2021年08月
トップ  > ASEAN科学技術ニュース> 2021年08月

ニッケル使用の鉄道レール開発を支援 インドネシア科学院

インドネシアのポータルサイトPortal Informasi Indonesiaは6月23日、政府の進める鉄道開発計画において、インドネシア科学院(LIPI)の女性研究者らが、ニッケルを使用したレールの開発を支援していると報じた。

近年、インドネシアでは鉄道輸送の必要性が増している。国民は人や貨物の移動のために、バスやトラックより速い鉄道輸送を選択している。こうした状況を受け、インドネシア政府は、ジャワ、スマトラ、スラウェシ、カリマンタンの各島において、鉄道車両の増加と鉄道網の拡張を決定した。この鉄道事業の開発において、LIPIの冶金・材料工学研究センター(P2MM)の研究者が、積極的に関わっている。

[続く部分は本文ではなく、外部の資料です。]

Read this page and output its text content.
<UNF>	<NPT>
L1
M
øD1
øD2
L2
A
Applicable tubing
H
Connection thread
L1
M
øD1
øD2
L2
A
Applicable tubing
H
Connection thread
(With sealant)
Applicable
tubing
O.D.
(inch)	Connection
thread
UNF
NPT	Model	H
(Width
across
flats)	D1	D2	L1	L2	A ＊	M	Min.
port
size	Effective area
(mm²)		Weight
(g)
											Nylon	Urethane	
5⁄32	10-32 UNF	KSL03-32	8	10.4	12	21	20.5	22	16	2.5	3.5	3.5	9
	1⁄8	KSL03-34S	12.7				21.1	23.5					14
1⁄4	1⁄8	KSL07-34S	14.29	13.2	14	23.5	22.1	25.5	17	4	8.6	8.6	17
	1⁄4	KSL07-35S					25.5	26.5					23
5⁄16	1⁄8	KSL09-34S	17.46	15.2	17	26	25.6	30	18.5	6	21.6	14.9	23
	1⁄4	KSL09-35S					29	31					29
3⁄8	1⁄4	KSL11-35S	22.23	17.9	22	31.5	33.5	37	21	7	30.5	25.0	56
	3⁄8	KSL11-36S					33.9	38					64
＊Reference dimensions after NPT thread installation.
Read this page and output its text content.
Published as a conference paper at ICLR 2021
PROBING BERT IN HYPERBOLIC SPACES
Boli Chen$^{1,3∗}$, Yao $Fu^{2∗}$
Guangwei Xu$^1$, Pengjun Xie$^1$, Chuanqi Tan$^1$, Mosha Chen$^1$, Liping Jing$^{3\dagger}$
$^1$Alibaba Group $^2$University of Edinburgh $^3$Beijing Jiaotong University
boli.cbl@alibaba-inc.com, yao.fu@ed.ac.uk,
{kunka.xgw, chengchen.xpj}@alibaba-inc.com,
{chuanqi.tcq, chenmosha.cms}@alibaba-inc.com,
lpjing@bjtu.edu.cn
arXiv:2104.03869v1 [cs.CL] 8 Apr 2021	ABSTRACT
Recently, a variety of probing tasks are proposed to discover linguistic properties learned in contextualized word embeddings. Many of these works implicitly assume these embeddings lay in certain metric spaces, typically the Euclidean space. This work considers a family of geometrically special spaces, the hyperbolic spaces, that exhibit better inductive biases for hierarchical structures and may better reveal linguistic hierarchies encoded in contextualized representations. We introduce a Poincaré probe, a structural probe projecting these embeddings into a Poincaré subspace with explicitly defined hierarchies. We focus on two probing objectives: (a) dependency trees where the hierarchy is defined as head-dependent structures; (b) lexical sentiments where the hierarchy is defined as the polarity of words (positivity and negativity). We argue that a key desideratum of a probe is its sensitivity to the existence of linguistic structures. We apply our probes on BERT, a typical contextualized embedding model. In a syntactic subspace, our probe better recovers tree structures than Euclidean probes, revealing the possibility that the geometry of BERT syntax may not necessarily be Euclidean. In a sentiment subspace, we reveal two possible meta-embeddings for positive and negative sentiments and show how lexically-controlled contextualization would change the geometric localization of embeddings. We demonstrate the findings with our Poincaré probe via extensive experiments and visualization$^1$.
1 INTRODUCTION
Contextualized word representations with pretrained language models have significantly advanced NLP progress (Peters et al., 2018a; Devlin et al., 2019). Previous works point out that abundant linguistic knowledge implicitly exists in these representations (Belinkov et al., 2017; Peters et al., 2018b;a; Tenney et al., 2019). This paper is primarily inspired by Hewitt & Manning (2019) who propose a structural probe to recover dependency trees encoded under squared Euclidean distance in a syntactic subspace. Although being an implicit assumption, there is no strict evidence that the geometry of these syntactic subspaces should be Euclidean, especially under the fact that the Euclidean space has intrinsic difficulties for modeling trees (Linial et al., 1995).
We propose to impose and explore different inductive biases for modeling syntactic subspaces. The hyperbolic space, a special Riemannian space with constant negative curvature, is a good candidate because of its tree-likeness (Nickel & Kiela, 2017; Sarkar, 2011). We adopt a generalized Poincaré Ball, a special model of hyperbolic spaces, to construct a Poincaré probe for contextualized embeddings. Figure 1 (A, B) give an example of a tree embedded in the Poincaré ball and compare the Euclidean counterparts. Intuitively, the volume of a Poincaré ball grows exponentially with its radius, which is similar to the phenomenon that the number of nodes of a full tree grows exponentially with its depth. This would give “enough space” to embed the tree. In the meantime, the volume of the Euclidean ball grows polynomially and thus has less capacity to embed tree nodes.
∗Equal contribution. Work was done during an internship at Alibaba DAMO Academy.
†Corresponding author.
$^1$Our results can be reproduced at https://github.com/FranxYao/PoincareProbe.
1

P2MM所属のファタヤルカドリ・シトラワティ(Fatayalkadri Citrawati)氏は、スラウェシ島のモロワリ県で見つかったニッケルを含むイルメナイト鉱物を役立てたいと考える女性研究員である。政府の鉄道開発の方針を知ると、彼女は率先してインドネシア鉄道会社(PTKAI)代表との会談を行い、彼女自身の研究テーマでニッケル合金によるレールの製造に焦点を当てた。PTKAIが使用するレールは、時速120キロ/時に耐えるパーライトレールだ。ファタヤルカドリ氏らの研究チームは、ニッケルレールの強度を最大化するため、継続した研究開発を進めている。

ファタヤルカドリ氏は今後の研究開発について、「LIPIは製造したレールが国際標準に適合するかどうかを調べる適切な施設がないため、鉄道会社と共同して開発していく必要がある」とし、レールの強度を要する分岐部を製造するためには、「開発を進める時機と予算が重要だ」と話している。